The Consumer Electronics Association (CEA) has this week invited interested manufacturers in the HDTV industry to submit proposals to standardise the infrared synchronisation signal used on active-shutter 3D glasses, so that eyewear from one brand can be used on three-dimensional TVs from other makes. The American trade organisation hopes that by arriving at a common standard for interoperable 3D glasses, the public will be less hesitant about buying a 3D TV, which will then drive up household adoption.
At present, a pair of active-shutter 3D glasses from a certain manufacturer will generally only work with 3DTVs of the same brand, because the infrared signal used to synchronise the 3D goggles to the corresponding transmitter varies from one TV maker to another. Without correct synchronisation, the shutters on the glasses will not open and close in tandem with the two slightly different images sent to the left and right eyes, therefore extinguishing any intended 3D effect.

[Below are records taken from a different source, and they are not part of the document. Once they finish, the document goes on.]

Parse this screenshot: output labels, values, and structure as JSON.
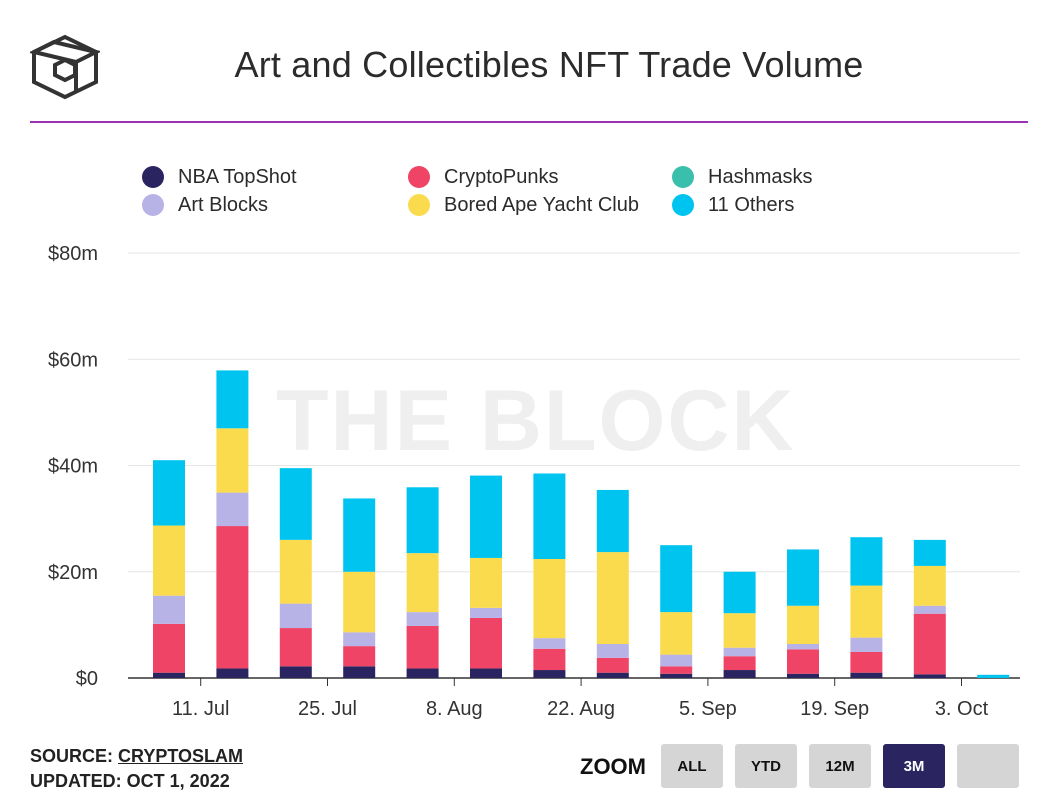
{
  "header": {
    "title": "Art and Collectibles NFT Trade Volume",
    "watermark": "THE BLOCK"
  },
  "footer": {
    "source_prefix": "SOURCE: ",
    "source_name": "CRYPTOSLAM",
    "updated": "UPDATED: OCT 1, 2022"
  },
  "zoom": {
    "label": "ZOOM",
    "buttons": [
      {
        "label": "ALL",
        "active": false
      },
      {
        "label": "YTD",
        "active": false
      },
      {
        "label": "12M",
        "active": false
      },
      {
        "label": "3M",
        "active": true
      },
      {
        "label": "",
        "active": false
      }
    ]
  },
  "chart_data": {
    "type": "bar",
    "stacked": true,
    "title": "Art and Collectibles NFT Trade Volume",
    "xlabel": "",
    "ylabel": "",
    "ylim": [
      0,
      80
    ],
    "y_ticks": [
      0,
      20,
      40,
      60,
      80
    ],
    "y_tick_labels": [
      "$0",
      "$20m",
      "$40m",
      "$60m",
      "$80m"
    ],
    "x_tick_labels": [
      "11. Jul",
      "25. Jul",
      "8. Aug",
      "22. Aug",
      "5. Sep",
      "19. Sep",
      "3. Oct"
    ],
    "x_tick_after_week": [
      0,
      2,
      4,
      6,
      8,
      10,
      12
    ],
    "legend_position": "top",
    "categories": [
      "4. Jul",
      "11. Jul",
      "18. Jul",
      "25. Jul",
      "1. Aug",
      "8. Aug",
      "15. Aug",
      "22. Aug",
      "29. Aug",
      "5. Sep",
      "12. Sep",
      "19. Sep",
      "26. Sep",
      "3. Oct"
    ],
    "series": [
      {
        "name": "NBA TopShot",
        "color": "#2a2560",
        "values": [
          1.0,
          1.8,
          2.2,
          2.2,
          1.8,
          1.8,
          1.5,
          1.0,
          0.8,
          1.5,
          0.8,
          1.0,
          0.7,
          0.0
        ]
      },
      {
        "name": "CryptoPunks",
        "color": "#ef4466",
        "values": [
          9.2,
          26.8,
          7.2,
          3.8,
          8.0,
          9.5,
          4.0,
          2.8,
          1.4,
          2.6,
          4.6,
          3.9,
          11.4,
          0.0
        ]
      },
      {
        "name": "Hashmasks",
        "color": "#3bbfad",
        "values": [
          0.0,
          0.0,
          0.0,
          0.0,
          0.0,
          0.0,
          0.0,
          0.0,
          0.0,
          0.0,
          0.0,
          0.0,
          0.0,
          0.0
        ]
      },
      {
        "name": "Art Blocks",
        "color": "#b8b3e6",
        "values": [
          5.3,
          6.3,
          4.6,
          2.6,
          2.6,
          1.9,
          2.0,
          2.6,
          2.2,
          1.6,
          1.0,
          2.7,
          1.5,
          0.0
        ]
      },
      {
        "name": "Bored Ape Yacht Club",
        "color": "#fbdb4e",
        "values": [
          13.2,
          12.1,
          12.0,
          11.4,
          11.1,
          9.4,
          14.9,
          17.3,
          8.0,
          6.5,
          7.2,
          9.8,
          7.5,
          0.0
        ]
      },
      {
        "name": "11 Others",
        "color": "#00c4f0",
        "values": [
          12.3,
          10.9,
          13.5,
          13.8,
          12.4,
          15.5,
          16.1,
          11.7,
          12.6,
          7.8,
          10.6,
          9.1,
          4.9,
          0.6
        ]
      }
    ]
  }
}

CEA’s vice president of research and standards Brian Markwalter explained that the organisation is simply fulfilling its role as a respected standards-setting body when pushing for such a change. He believes that as 3D TVs become more prevalent in the marketplace, the need for interchangeable active-shutter glasses between different 3DTV brands grows even stronger due to consumer demand and expectations.

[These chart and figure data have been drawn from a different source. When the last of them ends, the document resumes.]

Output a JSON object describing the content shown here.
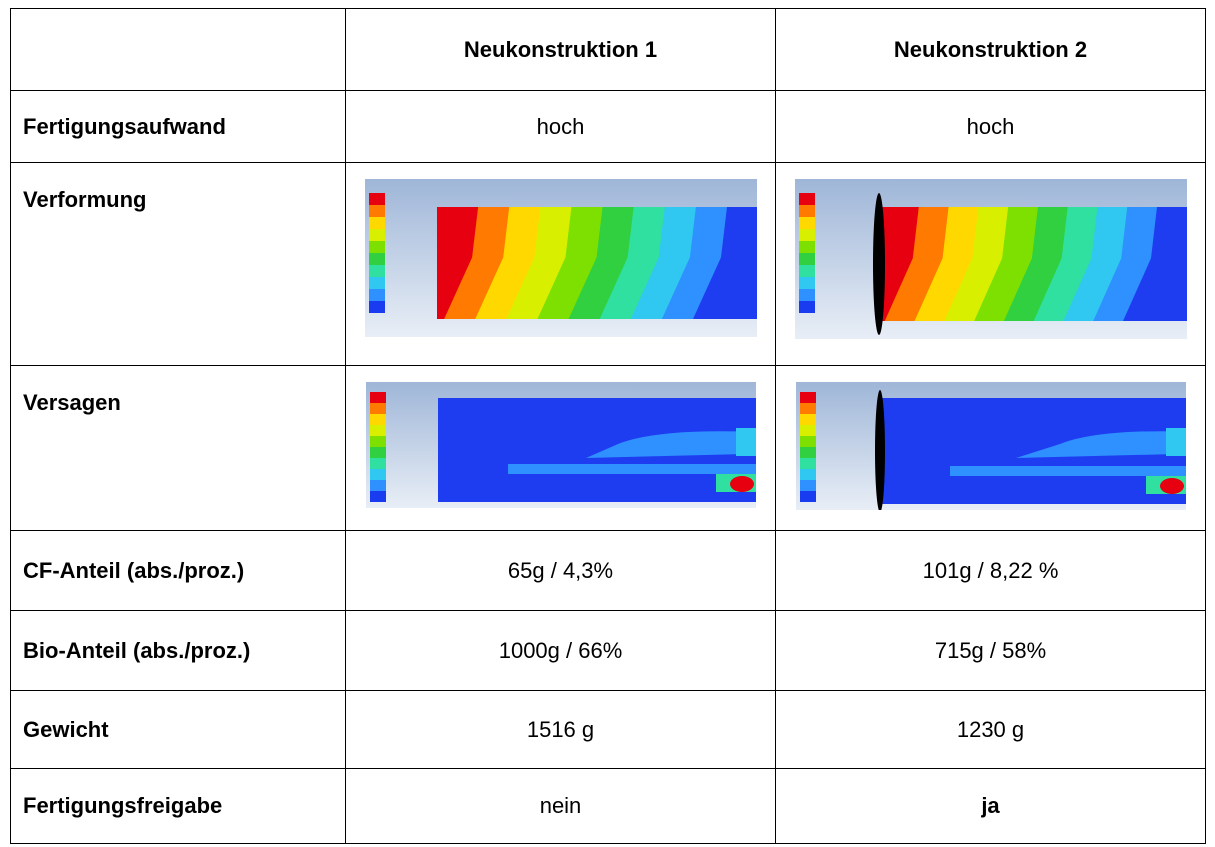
{
  "table": {
    "header": [
      "Neukonstruktion 1",
      "Neukonstruktion 2"
    ],
    "rows": [
      {
        "label": "Fertigungsaufwand",
        "cells": [
          "hoch",
          "hoch"
        ]
      },
      {
        "label": "Verformung"
      },
      {
        "label": "Versagen"
      },
      {
        "label": "CF-Anteil (abs./proz.)",
        "cells": [
          "65g / 4,3%",
          "101g / 8,22 %"
        ]
      },
      {
        "label": "Bio-Anteil (abs./proz.)",
        "cells": [
          "1000g / 66%",
          "715g / 58%"
        ]
      },
      {
        "label": "Gewicht",
        "cells": [
          "1516 g",
          "1230 g"
        ]
      },
      {
        "label": "Fertigungsfreigabe",
        "cells": [
          "nein",
          "ja"
        ]
      }
    ]
  }
}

Interested consumer electronics manufacturers have been asked to submit their ideas through the downloadable Active Eyewear Standards IR Sync Request For Proposal form before 5pm Eastern Standard Time (EST) on the 31st of May 2011. A 3D Technologies Working Group, R4WG16, has also been set up which is open for participation subject to approval.

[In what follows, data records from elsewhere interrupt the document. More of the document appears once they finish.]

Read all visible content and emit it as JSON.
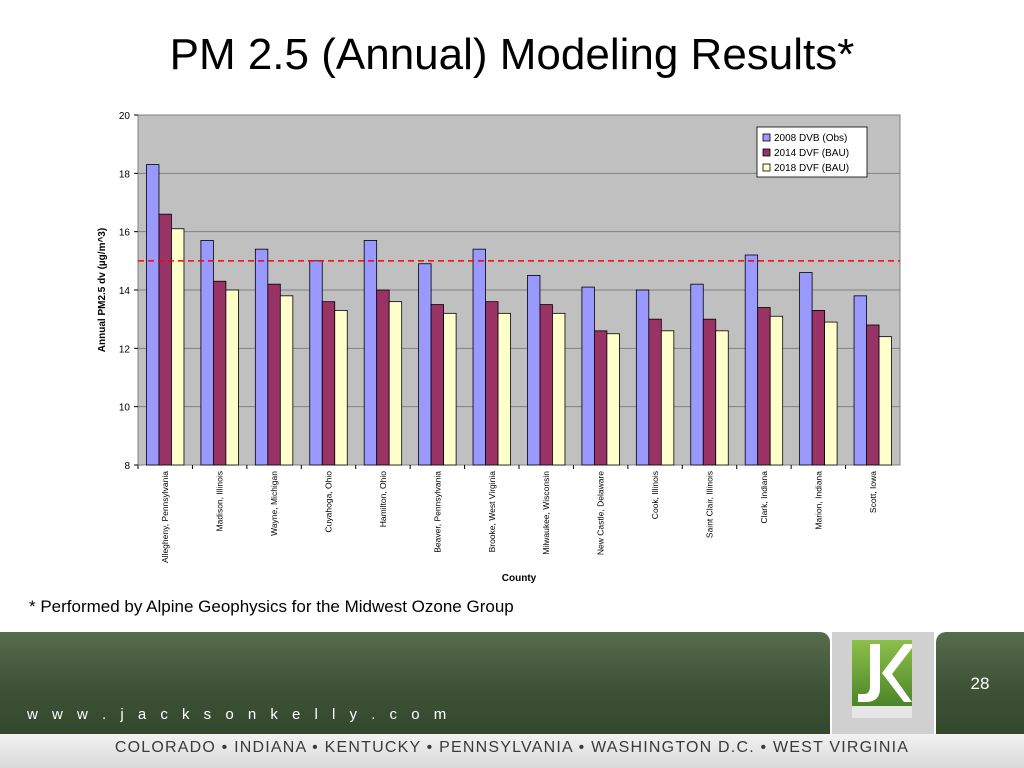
{
  "slide": {
    "title": "PM 2.5 (Annual) Modeling Results*",
    "footnote": "* Performed by Alpine Geophysics for the Midwest Ozone Group",
    "website": "w w w . j a c k s o n k e l l y . c o m",
    "page_number": "28",
    "states_line": "COLORADO • INDIANA • KENTUCKY • PENNSYLVANIA • WASHINGTON D.C. • WEST VIRGINIA",
    "logo_icon": "jk-logo-icon"
  },
  "chart_data": {
    "type": "bar",
    "categories": [
      "Allegheny, Pennsylvania",
      "Madison, Illinois",
      "Wayne, Michigan",
      "Cuyahoga, Ohio",
      "Hamilton, Ohio",
      "Beaver, Pennsylvania",
      "Brooke, West Virginia",
      "Milwaukee, Wisconsin",
      "New Castle, Delaware",
      "Cook, Illinois",
      "Saint Clair, Illinois",
      "Clark, Indiana",
      "Marion, Indiana",
      "Scott, Iowa"
    ],
    "series": [
      {
        "name": "2008 DVB (Obs)",
        "color": "#9999ff",
        "values": [
          18.3,
          15.7,
          15.4,
          15.0,
          15.7,
          14.9,
          15.4,
          14.5,
          14.1,
          14.0,
          14.2,
          15.2,
          14.6,
          13.8
        ]
      },
      {
        "name": "2014 DVF (BAU)",
        "color": "#993366",
        "values": [
          16.6,
          14.3,
          14.2,
          13.6,
          14.0,
          13.5,
          13.6,
          13.5,
          12.6,
          13.0,
          13.0,
          13.4,
          13.3,
          12.8
        ]
      },
      {
        "name": "2018 DVF (BAU)",
        "color": "#ffffcc",
        "values": [
          16.1,
          14.0,
          13.8,
          13.3,
          13.6,
          13.2,
          13.2,
          13.2,
          12.5,
          12.6,
          12.6,
          13.1,
          12.9,
          12.4
        ]
      }
    ],
    "reference_line": {
      "value": 15,
      "color": "#ff0000",
      "style": "dashed"
    },
    "xlabel": "County",
    "ylabel": "Annual PM2.5 dv (µg/m^3)",
    "ylim": [
      8,
      20
    ],
    "yticks": [
      8,
      10,
      12,
      14,
      16,
      18,
      20
    ],
    "grid": true,
    "legend": "top-right",
    "plot_background": "#c0c0c0"
  }
}
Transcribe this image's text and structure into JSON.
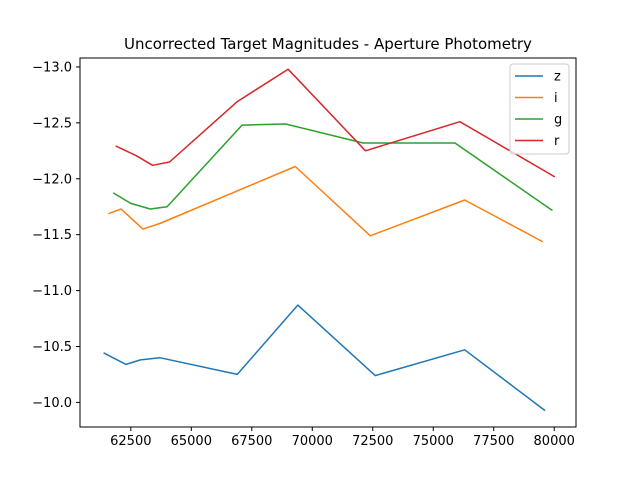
{
  "chart_data": {
    "type": "line",
    "title": "Uncorrected Target Magnitudes - Aperture Photometry",
    "xlabel": "",
    "ylabel": "",
    "xlim": [
      60400,
      80900
    ],
    "ylim": [
      -9.78,
      -13.08
    ],
    "y_inverted": true,
    "x_ticks": [
      {
        "value": 62500,
        "label": "62500"
      },
      {
        "value": 65000,
        "label": "65000"
      },
      {
        "value": 67500,
        "label": "67500"
      },
      {
        "value": 70000,
        "label": "70000"
      },
      {
        "value": 72500,
        "label": "72500"
      },
      {
        "value": 75000,
        "label": "75000"
      },
      {
        "value": 77500,
        "label": "77500"
      },
      {
        "value": 80000,
        "label": "80000"
      }
    ],
    "y_ticks": [
      {
        "value": -13.0,
        "label": "−13.0"
      },
      {
        "value": -12.5,
        "label": "−12.5"
      },
      {
        "value": -12.0,
        "label": "−12.0"
      },
      {
        "value": -11.5,
        "label": "−11.5"
      },
      {
        "value": -11.0,
        "label": "−11.0"
      },
      {
        "value": -10.5,
        "label": "−10.5"
      },
      {
        "value": -10.0,
        "label": "−10.0"
      }
    ],
    "grid": false,
    "legend_position": "top-right",
    "series": [
      {
        "name": "z",
        "color": "#1f77b4",
        "x": [
          61400,
          62300,
          62900,
          63700,
          66900,
          69400,
          72600,
          76300,
          79600
        ],
        "y": [
          -10.44,
          -10.34,
          -10.38,
          -10.4,
          -10.25,
          -10.87,
          -10.24,
          -10.47,
          -9.93
        ]
      },
      {
        "name": "i",
        "color": "#ff7f0e",
        "x": [
          61600,
          62100,
          63000,
          63700,
          69300,
          72400,
          76300,
          79500
        ],
        "y": [
          -11.69,
          -11.73,
          -11.55,
          -11.6,
          -12.11,
          -11.49,
          -11.81,
          -11.44
        ]
      },
      {
        "name": "g",
        "color": "#2ca02c",
        "x": [
          61800,
          62500,
          63300,
          64000,
          67100,
          68900,
          72100,
          75900,
          79900
        ],
        "y": [
          -11.87,
          -11.78,
          -11.73,
          -11.75,
          -12.48,
          -12.49,
          -12.32,
          -12.32,
          -11.72
        ]
      },
      {
        "name": "r",
        "color": "#d62728",
        "x": [
          61900,
          62700,
          63400,
          64100,
          66900,
          69000,
          72200,
          76100,
          80000
        ],
        "y": [
          -12.29,
          -12.21,
          -12.12,
          -12.15,
          -12.69,
          -12.98,
          -12.25,
          -12.51,
          -12.02
        ]
      }
    ]
  }
}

While the CEA’s desire to establish a universal standard for 3D glasses is commendable, active shutter is not the only technology available on the market. LG Electronics have teamed up with several well-known HDTV manufacturers including Toshiba, Vizio and Philips to push its FPR (film-type patterned retarder) passive 3D LCD panels, trumpeting their more affordable prices, flicker-free 3D viewing experience, and also the complementary polarized 3D glasses’ superior cost and comfort. Further down the line, glasses-free (also known technically as autostereoscopic) 3D TV may become the norm, but it will probably take quite a few years before the technology is able to achieve mass-market penetration.